Over the next couple of years we effectively turned off the dialtone and the keypad. URL’s URI’s became the points you wanted to escalate a conversation around. In the background it really didn’t matter any longer whether it as an old PSTN call, a VoIP call or in which direction the connection to the exchange was made. We almost slipped before we realized that each Tweet and URL could have highly complex services attached to them. We shipped that with the 6.0SDK.
What mattered was we’d put access and response control in the users hand. We’d also shown the developers a market where despite the increasing negotatiated complexity behind the scenes the user experience was easier than ever. Merging the Twitter and iPhone Developer communities accelerated notification service developments. Dropping MobileMe – making it free enable the notification ecostructure to thrive.
Today we face a new opportunities and we think we are ready for it. I spoke before about when the apps effectively went invisible…. iMem 1.0 represents the next generation human OS.
So ask yourself.
Is this scenario even a little possible? What’s your Twitter strategy? What’s your notification strategy? Could Apple pull this off?
These are points of intersection that make could make it interesting.
- iPhone users use Twitter.
- iPhone users don’t use MobileMe much.
- Apple is about to turn on a notification service with iPhone 3.0
- Apple doesn’t have a “profile” or simple directory listing other than what is in the “contacts” and no way to share same.

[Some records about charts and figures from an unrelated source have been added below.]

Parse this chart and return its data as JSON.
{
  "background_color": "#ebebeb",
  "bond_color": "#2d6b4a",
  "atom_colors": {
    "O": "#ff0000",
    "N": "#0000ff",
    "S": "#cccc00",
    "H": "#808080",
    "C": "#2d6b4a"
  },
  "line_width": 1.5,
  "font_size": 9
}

- More importantly the Twitter profile relates to a URL not a number
What is similar about Apple’s notification service and Twitter?

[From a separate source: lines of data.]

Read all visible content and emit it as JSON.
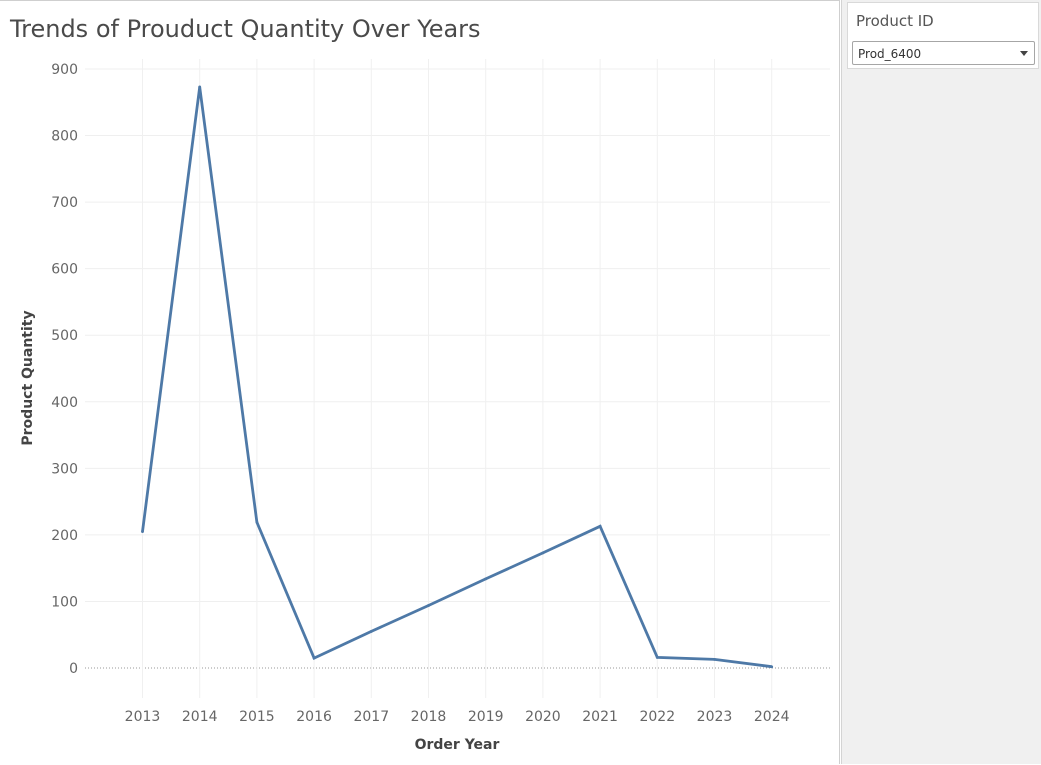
{
  "chart_data": {
    "type": "line",
    "title": "Trends of Prouduct Quantity Over Years",
    "xlabel": "Order Year",
    "ylabel": "Product Quantity",
    "x": [
      "2013",
      "2014",
      "2015",
      "2016",
      "2017",
      "2018",
      "2019",
      "2020",
      "2021",
      "2022",
      "2023",
      "2024"
    ],
    "y_ticks": [
      "0",
      "100",
      "200",
      "300",
      "400",
      "500",
      "600",
      "700",
      "800",
      "900"
    ],
    "ylim": [
      -45,
      915
    ],
    "grid": true,
    "series": [
      {
        "values": [
          205,
          873,
          219,
          15,
          55,
          94,
          134,
          173,
          213,
          16,
          13,
          2
        ],
        "color": "#4e79a7"
      }
    ]
  },
  "filter": {
    "title": "Product ID",
    "selected": "Prod_6400",
    "caret_icon": "chevron-down-icon"
  }
}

- Notifications directed at a user (Twitter DM or @, Apple’s SMS popup format) may be public or private.
- The flow of this information is designed to “escalate” / launch new programs and activity.

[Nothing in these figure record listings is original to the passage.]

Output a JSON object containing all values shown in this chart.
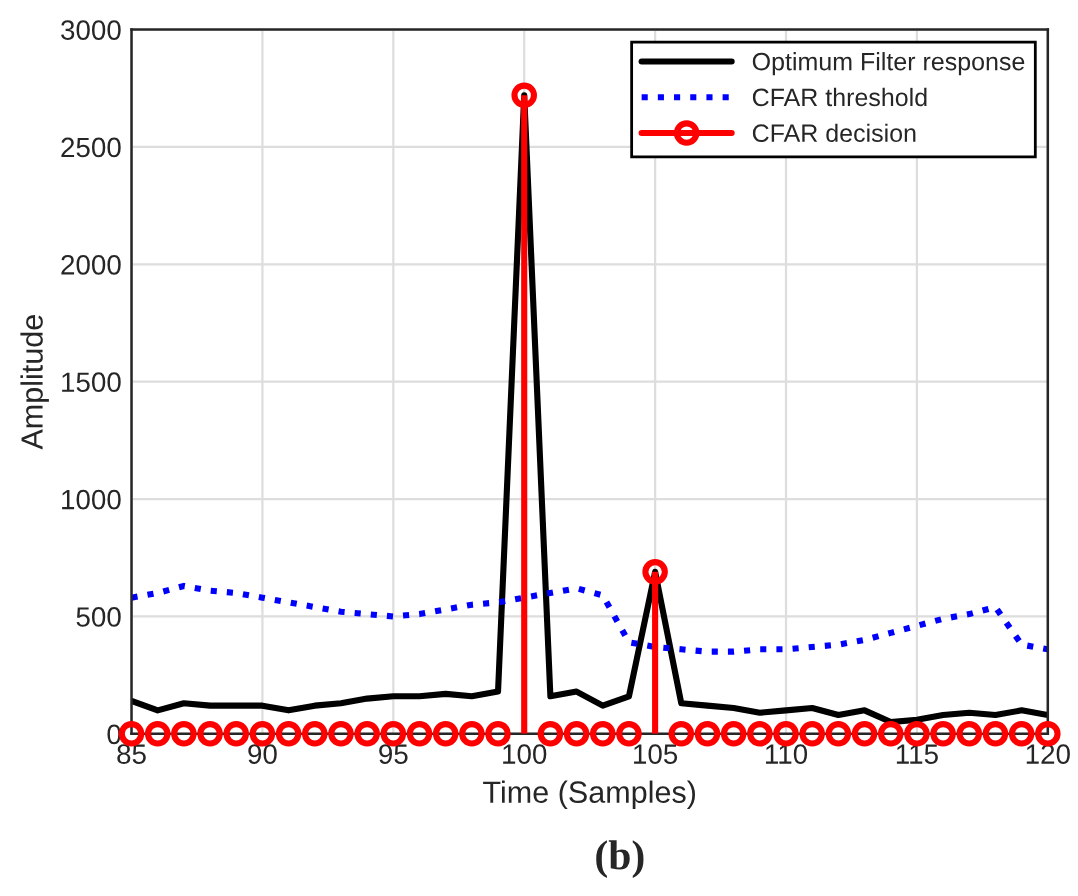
{
  "chart_data": {
    "type": "line",
    "xlabel": "Time (Samples)",
    "ylabel": "Amplitude",
    "x": [
      85,
      86,
      87,
      88,
      89,
      90,
      91,
      92,
      93,
      94,
      95,
      96,
      97,
      98,
      99,
      100,
      101,
      102,
      103,
      104,
      105,
      106,
      107,
      108,
      109,
      110,
      111,
      112,
      113,
      114,
      115,
      116,
      117,
      118,
      119,
      120
    ],
    "series": [
      {
        "name": "Optimum Filter response",
        "color": "#000000",
        "line_style": "solid",
        "marker": "none",
        "values": [
          140,
          100,
          130,
          120,
          120,
          120,
          100,
          120,
          130,
          150,
          160,
          160,
          170,
          160,
          180,
          2720,
          160,
          180,
          120,
          160,
          690,
          130,
          120,
          110,
          90,
          100,
          110,
          80,
          100,
          50,
          60,
          80,
          90,
          80,
          100,
          80
        ]
      },
      {
        "name": "CFAR threshold",
        "color": "#0000ff",
        "line_style": "dotted",
        "marker": "none",
        "values": [
          580,
          600,
          630,
          610,
          600,
          580,
          560,
          540,
          520,
          510,
          500,
          510,
          530,
          550,
          560,
          580,
          600,
          620,
          590,
          390,
          370,
          360,
          350,
          350,
          360,
          360,
          370,
          380,
          400,
          430,
          460,
          490,
          510,
          540,
          380,
          360
        ]
      },
      {
        "name": "CFAR decision",
        "color": "#ff0000",
        "type": "lollipop",
        "line_style": "solid",
        "marker": "circle",
        "values": [
          0,
          0,
          0,
          0,
          0,
          0,
          0,
          0,
          0,
          0,
          0,
          0,
          0,
          0,
          0,
          2720,
          0,
          0,
          0,
          0,
          690,
          0,
          0,
          0,
          0,
          0,
          0,
          0,
          0,
          0,
          0,
          0,
          0,
          0,
          0,
          0
        ]
      }
    ],
    "xlim": [
      85,
      120
    ],
    "xticks": [
      85,
      90,
      95,
      100,
      105,
      110,
      115,
      120
    ],
    "ylim": [
      0,
      3000
    ],
    "yticks": [
      0,
      500,
      1000,
      1500,
      2000,
      2500,
      3000
    ],
    "grid": true,
    "legend": "top right",
    "annotations": [
      "(b)"
    ]
  }
}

- Apple can monetize this notification activity.
- Apple is also the gateway to real-time updates.
- The only notifications outside this model are ringing calls, SMS and MMS. (You could perhaps count email too). Twitter supports SMS and email.
So….
- Could Twitter be the world’s independent notification service?
- Will Apple simply usurp the “notification” world by riding on top of the “app” mania?
- Can this combination refine notifications to such a point that the “power and economic structures” around the phone / mobile change dramatically?
- Does this change who should be interested in Twitter?
I read a wonderful piece by Malcom Gladwell today about David and Golaith. Apple has learned the fullcourt press.














{ 3 comments… read them below or add one }
Great article! I liked the way you narrated the whole futuristic technology. Off course, phweet will change the communication paradigm. Twitter as a global notification platform is gone happen.
Here are some additional points to think off
1) Twitter username as a global user identifier.
2) All communication like sms, mms, email and voice happens via this global identifier
3) Twitter the new communication platform
From an acquisition standpoint; Sorry Apple, I don’t see the synergy. Google or Microsoft makes lot of sense. These companies can exploit the power of twitter. All that said, I still wish twitter goes all the way alone and unleashes its power.
omfut(Ravi)
Ravi, Thanks for the additions, we’re on the same planet when it comes to using global identifiers. Twitter has given more control to the user for theirs (via developers) than effectively anyone else.
There’s real value in looking further at the “identifier” model that Twitter almost finds themselves in now. Push needs to be under the users control. Similarly, filters.
As we once discussed, goodbye dial tone, hello notifications.